Une version de ce lien est fréquente dans les relations abusives. Les victimes de violence domestique restent souvent en partie parce qu’elles ont développé un attachement malsain à leur agresseur. La violence intermittente, combinée à de petits gestes de gentillesse, peut créer des liens émotionnels puissants au fil du temps. Même si la victime s’échappe ou quitte la relation, elle peut avoir l’impression d’avoir « besoin » de son agresseur et peut même regretter d’être partie.
Conformément aux principes du syndrome de Stockholm, certaines victimes d’abus déclarent qu’elles restent dans ces relations pour les raisons suivantes :
- Elles ont des liens affectifs très forts avec l’agresseur parce qu’elles sont restées longtemps ensemble.
- Elles éprouvent de la sympathie pour leur agresseur et pensent qu’il s’agit généralement de « personnes bonnes et généreuses » qui ne sont que les victimes de circonstances difficiles.
- Ils rationalisent les abus en cherchant en eux-mêmes la cause de la violence.
- Elles ont été isolées de leurs amis ou de leur famille par l’agresseur et craignent d’être jugées ou embarrassées.
- Elles pensent pouvoir « réparer » leur agresseur en lui apportant un soutien et en répondant à ses besoins.
- Elles craignent de ne pas pouvoir survivre financièrement sans leur agresseur.
- Ils partagent des finances, des biens ou des animaux de compagnie, voire ont des enfants ensemble.
- Leur estime de soi dépendait fortement de cette relation.
Lorsque l’on investit autant de temps et d’énergie émotionnelle dans une relation, il devient extrêmement difficile de quitter un agresseur, même si la relation est malsaine ou dangereuse.
Les êtres humains sont enclins à rechercher l’espoir, même dans les situations de violence. Lorsque les agresseurs se mêlent à la gentillesse, un lien traumatique peut se créer. Au fil du temps, les victimes peuvent s’attacher à leur agresseur, la séparation apportant de la détresse plutôt que du soulagement.
En fin de compte, l’idée du syndrome de Stockholm représente notre profonde capacité d’espoir et d’attachement, même avec les personnes qui nous ont fait du mal. Comprendre ses forces psychologiques pourrait nous permettre de mieux aider les victimes d’abus à mettre fin à des relations malsaines.
Références
Jameson, C. (2013).
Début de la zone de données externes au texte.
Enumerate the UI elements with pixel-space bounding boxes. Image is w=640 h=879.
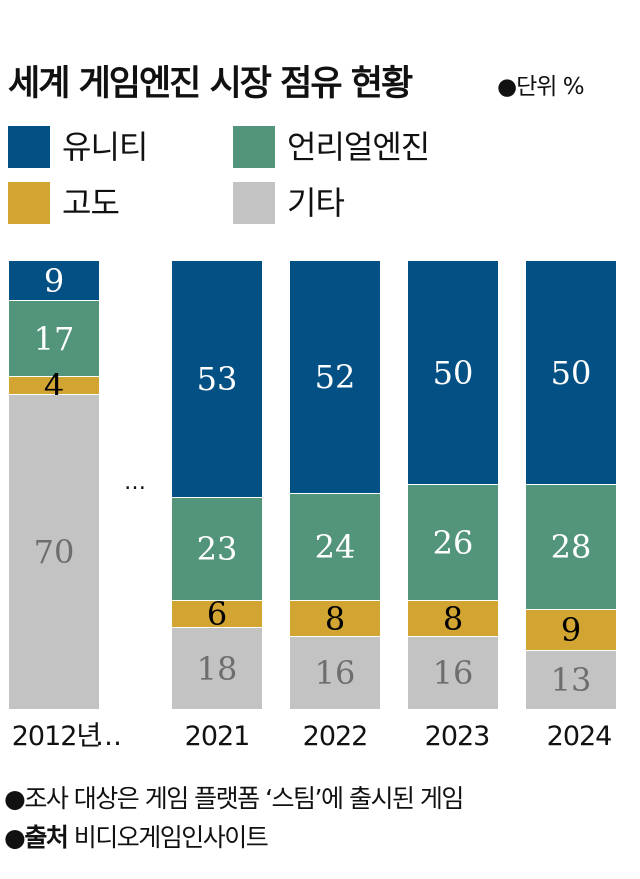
legend-swatch-unity <box>8 126 50 168</box>
x-label-2023: 2023 <box>424 721 491 752</box>
bar-segment-godot: 4 <box>9 370 99 402</box>
legend-label: 고도 <box>62 184 120 222</box>
bar-segment-unity: 9 <box>9 261 99 302</box>
x-label-2024: 2024 <box>546 721 613 752</box>
value-label: 13 <box>550 660 592 699</box>
legend-swatch-unreal <box>233 126 275 168</box>
bar-segment-godot: 8 <box>290 599 380 638</box>
bar-segment-unreal: 24 <box>290 493 380 602</box>
bar-segment-other: 13 <box>526 650 616 709</box>
value-label: 53 <box>196 360 238 399</box>
legend-item-unreal: 언리얼엔진 <box>233 125 430 169</box>
x-label-ellipsis: … <box>95 721 122 752</box>
value-label: 18 <box>196 649 238 688</box>
legend-item-other: 기타 <box>233 181 345 225</box>
value-label: 9 <box>560 611 582 650</box>
bar-2022: 52 24 8 16 <box>290 261 380 709</box>
chart-title: 세계 게임엔진 시장 점유 현황 <box>8 64 413 104</box>
bar-segment-unreal: 28 <box>526 485 616 611</box>
x-label-2021: 2021 <box>184 721 251 752</box>
bar-segment-other: 18 <box>172 628 262 709</box>
bar-segment-unreal: 23 <box>172 498 262 602</box>
unit-label: ●단위 % <box>497 74 585 100</box>
bar-segment-unity: 52 <box>290 261 380 494</box>
value-label: 50 <box>550 353 592 392</box>
bar-segment-unreal: 17 <box>9 301 99 378</box>
bar-segment-unity: 53 <box>172 261 262 499</box>
survey-note: ●조사 대상은 게임 플랫폼 ‘스팀’에 출시된 게임 <box>4 784 464 813</box>
bar-segment-other: 16 <box>290 637 380 709</box>
value-label: 9 <box>43 261 65 300</box>
value-label: 16 <box>314 654 356 693</box>
legend-item-godot: 고도 <box>8 181 120 225</box>
legend-label: 기타 <box>287 184 345 222</box>
bar-segment-unity: 50 <box>526 261 616 485</box>
value-label: 6 <box>206 595 228 634</box>
value-label: 26 <box>432 523 474 562</box>
value-label: 70 <box>33 533 75 572</box>
value-label: 24 <box>314 528 356 567</box>
bar-segment-godot: 9 <box>526 610 616 651</box>
legend-label: 언리얼엔진 <box>287 128 430 166</box>
bar-2012: 9 17 4 70 <box>9 261 99 709</box>
bar-2023: 50 26 8 16 <box>408 261 498 709</box>
legend-swatch-godot <box>8 182 50 224</box>
value-label: 50 <box>432 353 474 392</box>
value-label: 8 <box>324 599 346 638</box>
x-label-2022: 2022 <box>302 721 369 752</box>
value-label: 28 <box>550 528 592 567</box>
bar-segment-unreal: 26 <box>408 485 498 602</box>
bar-segment-unity: 50 <box>408 261 498 485</box>
legend-label: 유니티 <box>62 128 148 166</box>
value-label: 16 <box>432 654 474 693</box>
legend-swatch-other <box>233 182 275 224</box>
legend-item-unity: 유니티 <box>8 125 148 169</box>
bar-segment-godot: 6 <box>172 595 262 634</box>
bar-2021: 53 23 6 18 <box>172 261 262 709</box>
bar-segment-other: 16 <box>408 637 498 709</box>
bar-2024: 50 28 9 13 <box>526 261 616 709</box>
value-label: 8 <box>442 599 464 638</box>
source-bullet: ● <box>4 823 26 852</box>
value-label: 52 <box>314 357 356 396</box>
value-label: 23 <box>196 530 238 569</box>
value-label: 4 <box>43 366 65 405</box>
source-note: ●출처 비디오게임인사이트 <box>4 822 269 854</box>
source-label: 출처 <box>24 823 69 852</box>
x-label-2012: 2012년 <box>11 721 102 752</box>
source-text: 비디오게임인사이트 <box>67 823 269 852</box>
bar-segment-godot: 8 <box>408 599 498 638</box>
value-label: 17 <box>33 319 75 358</box>
bar-segment-other: 70 <box>9 395 99 709</box>
ellipsis-gap: … <box>124 470 147 495</box>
Le « petit pas » de l’amour à l’hypnose : Une reconsidération du syndrome de Stockholm. Dans Hope and Feminist Theory (pp. 25-43). Routledge.
Logan, M. H. (2018). Le syndrome de Stockholm : pris en otage par celui qu’on aime. Violence and gender, 5(2), 67-69.
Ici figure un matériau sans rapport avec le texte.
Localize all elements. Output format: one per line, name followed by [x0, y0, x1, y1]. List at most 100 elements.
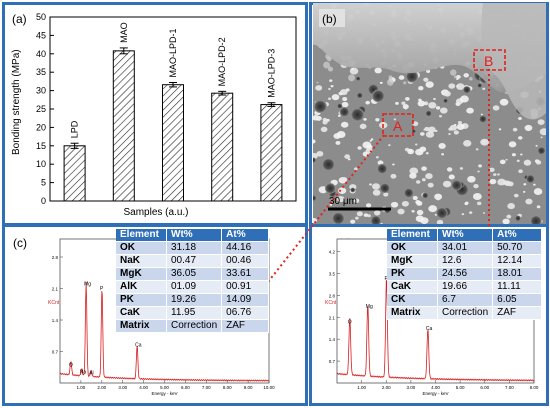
marker-box-a — [382, 113, 414, 137]
peak-label: O — [69, 363, 73, 369]
spec-x-tick-label: 3.00 — [118, 385, 127, 390]
peak-label: P — [384, 276, 388, 282]
sem-grain — [331, 94, 340, 101]
sem-crust-grain — [326, 56, 332, 62]
sem-pore — [537, 146, 546, 155]
table-header: Element Wt% At% — [387, 229, 543, 242]
sem-grain — [398, 75, 405, 80]
sem-grain — [354, 167, 358, 171]
sem-grain — [329, 79, 333, 82]
sem-grain — [505, 158, 508, 161]
sem-pore — [463, 86, 471, 94]
peak-label: O — [348, 320, 352, 326]
table-header-cell: At% — [222, 229, 270, 242]
sem-grain — [402, 104, 409, 110]
sem-crust-grain — [323, 61, 330, 69]
table-cell: PK — [387, 268, 438, 281]
sem-grain — [404, 147, 410, 152]
sem-grain — [362, 141, 372, 149]
sem-grain — [415, 150, 418, 153]
sem-grain — [518, 116, 522, 120]
sem-image: A B 30 μm (b) — [313, 3, 546, 224]
sem-grain — [330, 84, 334, 88]
peak-label: Ca — [135, 342, 142, 348]
sem-pore — [350, 108, 365, 122]
sem-grain — [401, 101, 406, 105]
sem-grain — [513, 193, 519, 198]
y-tick-label: 20 — [36, 122, 46, 132]
sem-grain — [328, 97, 332, 100]
spec-y-tick-label: 0.7 — [329, 359, 336, 364]
sem-grain — [363, 213, 369, 217]
sem-grain — [464, 202, 468, 206]
panel-label-b: (b) — [322, 12, 337, 26]
sem-grain — [427, 182, 434, 188]
sem-pore — [526, 174, 535, 184]
sem-crust-right — [481, 3, 546, 120]
sem-grain — [341, 101, 349, 108]
sem-grain — [426, 69, 431, 73]
bar-mao-lpd-3 — [260, 104, 283, 202]
sem-grain — [337, 114, 341, 117]
peak-label: Mg — [84, 282, 91, 288]
sem-grain — [425, 131, 435, 138]
sem-grain — [438, 143, 446, 149]
sem-crust-grain — [316, 81, 319, 84]
spec-y-tick-label: 1.4 — [329, 337, 336, 342]
sem-grain — [436, 219, 444, 224]
sem-grain — [512, 127, 518, 132]
sem-pore — [377, 163, 388, 174]
sem-grain — [456, 85, 459, 87]
table-header-cell: Wt% — [438, 229, 494, 242]
table-row: PK 19.26 14.09 — [116, 294, 270, 307]
sem-grain — [467, 175, 476, 183]
sem-grain — [392, 163, 395, 166]
sem-grain — [459, 95, 469, 103]
sem-grain — [415, 200, 421, 205]
scale-bar-label: 30 μm — [329, 196, 357, 207]
bar-chart-bars: LPD MAO MAO-LPD-1 MAO-LPD-2 MAO-LPD-3 — [63, 22, 283, 202]
sem-grain — [448, 83, 456, 89]
table-cell: 6.05 — [493, 294, 543, 307]
y-tick-label: 35 — [36, 67, 46, 77]
y-tick-label: 10 — [36, 159, 46, 169]
sem-grain — [453, 130, 459, 135]
spec-y-tick-label: 2.8 — [52, 255, 59, 260]
sem-grain — [414, 143, 418, 146]
bar-label: MAO-LPD-1 — [168, 28, 178, 77]
table-cell: AlK — [116, 281, 167, 294]
sem-grain — [438, 114, 443, 118]
sem-crust-grain — [450, 69, 457, 76]
bar-label: MAO — [119, 22, 129, 43]
table-cell: 33.61 — [222, 268, 270, 281]
sem-grain — [411, 209, 415, 213]
sem-crust-grain — [327, 66, 334, 72]
spec-x-tick-label: 8.00 — [530, 385, 539, 390]
panel-label-a: (a) — [12, 12, 27, 26]
table-cell: MgK — [116, 268, 167, 281]
sem-grain — [533, 188, 543, 195]
sem-grain — [390, 173, 397, 179]
x-axis-label-a: Samples (a.u.) — [123, 207, 188, 218]
sem-grain — [480, 113, 483, 116]
table-cell: Correction — [438, 307, 494, 320]
table-row: PK 24.56 18.01 — [387, 268, 543, 281]
sem-grain — [427, 126, 436, 133]
y-tick-label: 5 — [41, 178, 46, 188]
sem-grain — [443, 91, 451, 97]
table-cell: Matrix — [116, 320, 167, 333]
sem-grain — [365, 100, 370, 105]
sem-pore — [436, 207, 448, 219]
sem-grain — [436, 197, 440, 201]
sem-grain — [453, 123, 457, 126]
table-header-cell: Element — [387, 229, 438, 242]
sem-grain — [499, 159, 506, 165]
sem-grain — [446, 167, 453, 172]
sem-grain — [419, 146, 427, 152]
sem-grain — [425, 173, 433, 180]
sem-grain — [433, 97, 436, 101]
spec-x-tick-label: 6.00 — [480, 385, 489, 390]
table-row: OK 34.01 50.70 — [387, 242, 543, 255]
sem-grain — [502, 218, 510, 224]
spec-y-tick-label: 1.4 — [52, 318, 59, 323]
Namnyak, M., Tufton, N., Szekely, R., Toal, M., Worboys, S. et Sampson, E. L. (2008). Stockholm syndrome’ : psychiatric diagnosis or urban myth ? Acta Psychiatrica Scandinavica, 117(1), 4-11.
Sabila, T. M., Hutahaean, E. S. H. et Fahrudin, A. (2022). Self-Esteem and Stockholm Syndrome in Dating Violence Victims. Asian Social Work Journal, 7(3), 12-16.